Containing a link to an article from NewsPunch, a “news” website that describes itself as being in opposition to mainstream news, the story claims that climate activists are now calling for millions of dogs worldwide to be slaughtered in an effort to reduce the “carbon pawprint” they produce as a result of eating meat.
Curiously, the article features a “fact checked” tag above the byline, without any evidence to suggest the methodology used to verify the claim in the headline. Looking through their website, we found that all theirarticles featured this tag, lending an extra layer of credibility to their content by suggesting that their content had been verified before being posted as a way of influencing the perceptions of readers. In reality however, the fact-checked tag is simply an image that cannot be clicked on. There is no mention of the actual fact-checking process and reading through the articles from NewsPunch, their content features subjective viewpoints with no basis in objectivity.
Reading through the article, it cites an article from CNN as evidence for the claim. However, the CNN report has no mention of any proposed slaughter. Instead it offers tips on how to minimise “carbon pawprints” from pets. Choosing biodegradable poop bags for dogs and environmentally friendly litter options for cats were some of the suggestions, along with sourcing environmentally friendly food for pets.

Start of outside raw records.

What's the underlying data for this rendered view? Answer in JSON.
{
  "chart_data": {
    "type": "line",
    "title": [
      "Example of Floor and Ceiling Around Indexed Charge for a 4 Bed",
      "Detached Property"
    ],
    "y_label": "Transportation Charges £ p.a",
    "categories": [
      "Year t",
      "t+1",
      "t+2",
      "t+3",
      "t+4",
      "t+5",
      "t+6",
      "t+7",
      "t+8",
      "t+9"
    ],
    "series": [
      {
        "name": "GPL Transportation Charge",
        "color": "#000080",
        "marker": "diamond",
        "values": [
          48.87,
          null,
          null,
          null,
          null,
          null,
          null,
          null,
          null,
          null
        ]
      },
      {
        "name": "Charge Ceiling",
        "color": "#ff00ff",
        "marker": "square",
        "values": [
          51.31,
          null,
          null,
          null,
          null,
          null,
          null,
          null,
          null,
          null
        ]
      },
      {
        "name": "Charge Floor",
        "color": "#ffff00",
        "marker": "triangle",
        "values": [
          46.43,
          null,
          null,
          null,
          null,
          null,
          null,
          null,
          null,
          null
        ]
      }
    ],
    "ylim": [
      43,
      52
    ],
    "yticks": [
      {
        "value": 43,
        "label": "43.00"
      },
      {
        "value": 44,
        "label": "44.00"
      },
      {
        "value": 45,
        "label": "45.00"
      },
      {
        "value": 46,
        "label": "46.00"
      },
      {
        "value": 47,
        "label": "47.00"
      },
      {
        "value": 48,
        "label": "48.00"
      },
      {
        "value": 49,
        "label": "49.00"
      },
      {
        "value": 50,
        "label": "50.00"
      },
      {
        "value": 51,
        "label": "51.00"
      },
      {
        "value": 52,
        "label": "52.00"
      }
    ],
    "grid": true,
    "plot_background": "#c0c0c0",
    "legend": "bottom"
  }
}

While it is true that pets contribute to the climate problem to some degree then, mainly through the food they eat and the items marketed towards them, the claim that climate activists vowed to slaughter millions of dogs in an effort to combat climate change is absolutely false. There is no mention of vows to slaughter dogs. Instead, the article simply offers tips to help reduce your pet’s carbon footprint.
Even though this claim is not necessarily the most elaborately crafted, it does point to the evolving techniques used by fake news actors in spreading harmful narratives. The use of “fact-checked” verification markers by NewsPunch shows that spreaders of misinformation are aware of the impact that framing an article as fact-checked or verified can have on the perceived credibility of an article. As such, we advise members of the public to not take fact-checks at face value and verify unsourced information before sharing them.